Sul fronte esportazioni di idrocarburi, con un notevole tempismo la scorsa settimana il CEO di Gazprom ha annunciato l’inizio dello sviluppo del Power of Siberia 2, un gasdotto che collegherà Russia e Cina passando per la Mongolia. Non si tratta certamente di una soluzione di breve termine per le esportazioni di gas ma, con i tempi di costruzione cinesi, potrebbe essere una soluzione nemmeno troppo lontana ad una destinazione diversa da quella europea per il gas russo.  Nelle ultime ore sui mercati sono filtrate notizie “dell’interesse” dei giganti pubblici cinesi all’acquisto di partecipazioni anche importanti nei grandi gruppi industriali russi (la stessa Gazprom, Rusal per l’alluminio, etc.). Ecco, dunque che le sanzioni di oggi potrebbero, ahimè, diventare un acceleratore di sviluppi di mercati alternativi – la Cina ha appena iniziato la decarbonizzazione della sua economia e potrebbe assorbire oltre il 100% del gas russo oggi acquistato dall’Europa.

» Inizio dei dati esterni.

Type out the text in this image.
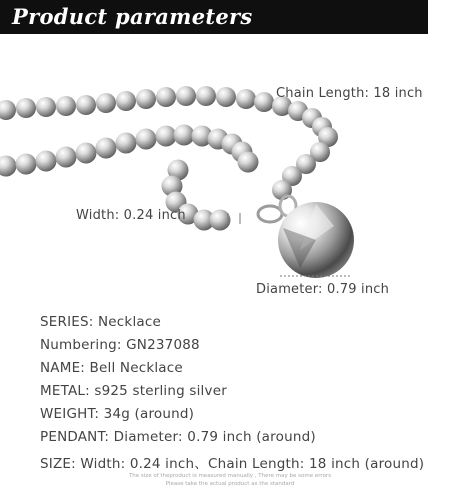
Product parameters
Chain Length: 18 inch
Width: 0.24 inch
Diameter: 0.79 inch
SERIES: Necklace
Numbering: GN237088
NAME: Bell Necklace
METAL: s925 sterling silver
WEIGHT: 34g (around)
PENDANT: Diameter: 0.79 inch (around)
SIZE: Width: 0.24 inch、Chain Length: 18 inch (around)
The size of theproduct is measured manually , There may be some errors
Please take the actual product as the standard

Ecco, dunque che il ruolo della Cina torna una volta di più a essere fondamentale per il successo (o meno) delle sanzioni.

Quale potrebbe essere dunque una soluzione valida alla attuale tragedia? Non sono certo qualificato per poter dare una risposta, ma suggerisco di leggere un articolo pubblicato sul Washington Post nel 2014 – anno della invasione della Crimea e delle relative sanzioni – dall’ex segretario di stato USA Henry Kissinger (che certamente qualificato lo è).
A voi (ed ai posteri) la valutazione se tale analisi sia valida o sia invece solo un cinico esercizio di real politik, e soprattutto se sia in qualche modo applicabile alla situazione attuale.